Moonshot Mechanics 2025

The Policy Questions Facing a Lunar Economy

The Earth rising is about five degrees above the lunar horizon in this black and white telephoto view photographed from the Apollo 8 spacecraft near 110 degrees east longitude. The horizon, about 570 kilometers (350 statute miles) from the spacecraft, is near the eastern limb of the Moon as viewed from Earth. On Earth, 240,000 statute miles away, the sunset terminator crosses Africa. The South Pole is in the white area near the left end of the terminator. North and South America are under clouds.
Image: NASA.

Once engineers solve the technical problems that stand in the way of a thriving lunar economy, it’s up to policymakers to set industry up for success on the Moon’s surface.

In the Moonshot Mechanics series this year, we’ve looked at the technical hurdles to a long-term lunar presence, including communications, rovers, human health, Earth return, and PNT. Today, we’re taking a more terrestrial look at the state of the lunar policy, and the open policy questions that could face industry when they arrive on the Moon’s surface. 

Whose land is it anyways: If you want to mine on Earth, you must first buy the land containing the mine. This first step, while simple on Earth, is much harder on the Moon because companies’ property rights on lunar turf are unclear. Some legal experts say you can’t just claim the area where you set up shop. 

“To operate at scale, you really have to think about how that’s going to work when you don’t have property rights on the Moon,” Clayton Swope, a senior fellow at CSIS, told Payload. “From a policy standpoint, that is a big question mark to me.”

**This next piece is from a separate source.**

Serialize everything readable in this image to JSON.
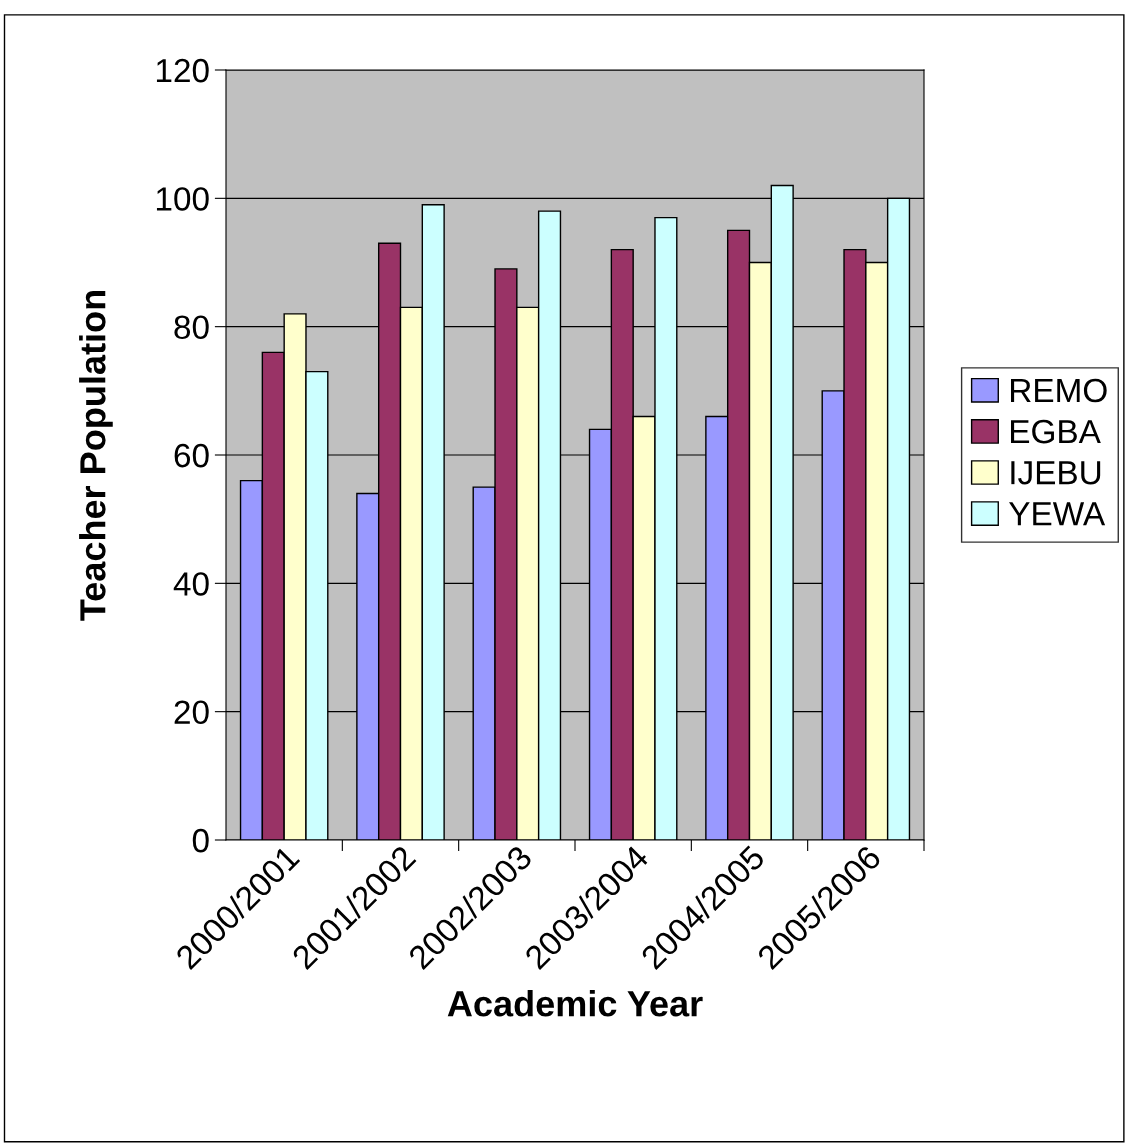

Keep out: In a similar vein, there’s also no clear standard for safety zones on the Moon—despite all Artemis Accords signatories agreeing to them in principle. While nations who have signed on to the accords agree to protect certain lunar operations by keeping away, there are no details about what operations are covered, and how the duration and distance required differs among different missions. 

That’s why Thomas González Roberts is studying this problem in his lab at the Georgia Institute of Technology.

“We’re modeling mining behavior, so rovers that start in one place and move to different high-value [latitudes and longitudes] to search for popular resources,” said González Roberts, an assistant professor in both the Sam Nunn School of International Affairs and the Daniel Guggenheim School of Aerospace Engineering. “I study how international organizations balance efficiency and equitability, which comes from this idea that states are willing to give up some efficiency…in the name of equitability.”

While the Artemis Accords seem like a good place to work out the details, since all the signatories have already agreed on the basics, González Roberts said that would leave out a key mover on the Moon: China. Instead, González Roberts hopes the conversion can begin at the United Nations Committee on the Peaceful Uses of Outer Space (COPUOS) —specifically, the body’s scientific and technical subcommittee.

“All space treaties came from the legal subcommittee,” he said. “But I want to take a different approach and see if I can get on the same page with Russia and China on the science and tech side, regarding how much space do you need to do things that all actors want to do on the surface of the Moon.”

Buy in: Others, however, said that the policy piece is the easiest piece to solve in the puzzle that is a long-term lunar economy. Casey Dreier, the chief of space policy at the Planetary Society, said the Artemis program surviving the proposed 2026 budget cuts to NASA—and the attempted pivot to Mars—shows that the program has staying power. 

“Once you hit a tipping point in human space programs, they last decades,” he said, pointing to the space-shuttle and ISS programs. “We’re hitting the point in Artemis where the investment is so great, the momentum will carry it through any level of disruption absent something catastrophic.”

“The lunar presence…might be less expansive than we all had hoped, but it will be something, and that’s not to be dismissed,” he continued.